21. Shift Ctrl right-mouse rotates round screen Z.
22. Ctrl + right-mouse + horizontal (left to right) mouse movement moves the view in screen Z.
23. Ctrl right-mouse up-down drag changes the slab.
24. Use "(set-idle-function-rotate-angle 0.05)" to change the spin speed.
25. (ligand-expert)" enables the GUI editting of some ligand-fitting parameters.
26. Use keyboard + and – to zoom in Ramachandran and Kleywegt Plots
27. The ‘U’ key undoes last nagivation (e.g. re-centering on new pdb file).
28. The ‘D’ and ‘F’ keys change the clipping/slabbing.
29. (view-matrix)" prints the current view matrix, useful for molscript, perhaps.
30. Baton-building low resolution maps is better done with maps that have increased sampling rate (2.0 or 2.5).
31. Coot can read SHELXL .res files. (It can write them too.)
32. Clear All Atom Labels" can be found under Measures -> Distances & Angles.
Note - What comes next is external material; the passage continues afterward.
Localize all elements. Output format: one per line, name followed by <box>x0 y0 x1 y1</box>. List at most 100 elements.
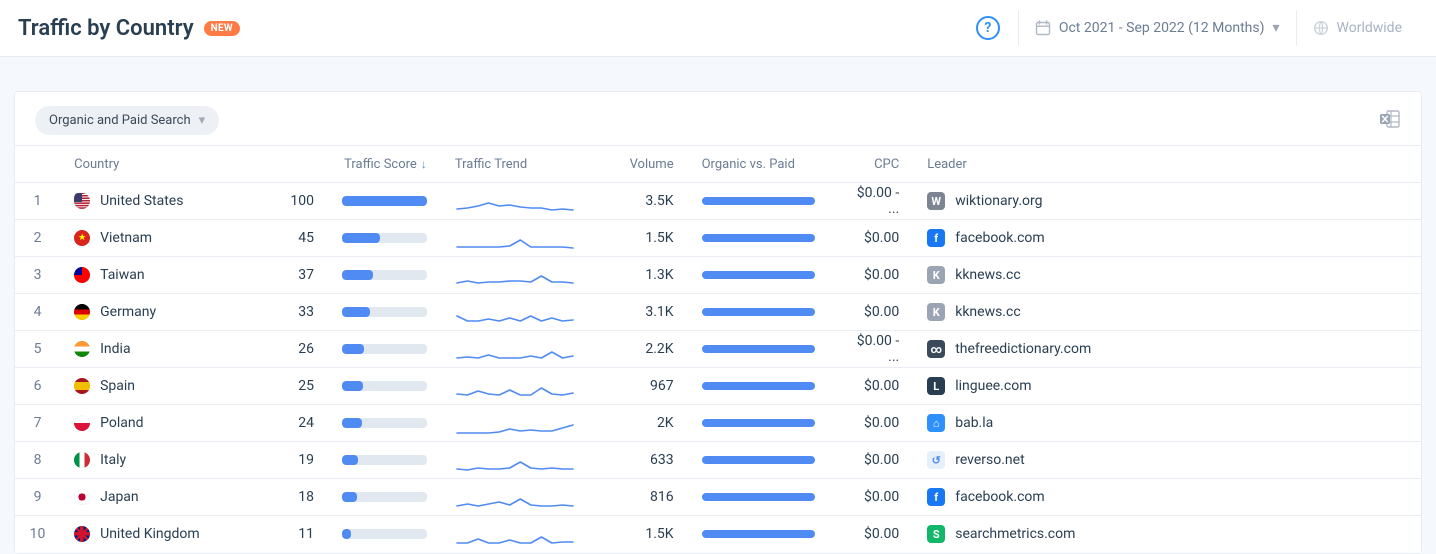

Obviously.
33. Esc and Return are keyboard accelerators for Reject/Accept for Refinement and Regularization.
34. Restraints for alpha helical and beta-strand structure can in the Refinement/Regularization Control Panel
35. To disable coot tips: add "(no-coot-tips)" to your ~/.coot file.
36. It is possible to accidently invert chiral centres. Use Validate -> Chiral Centre to check.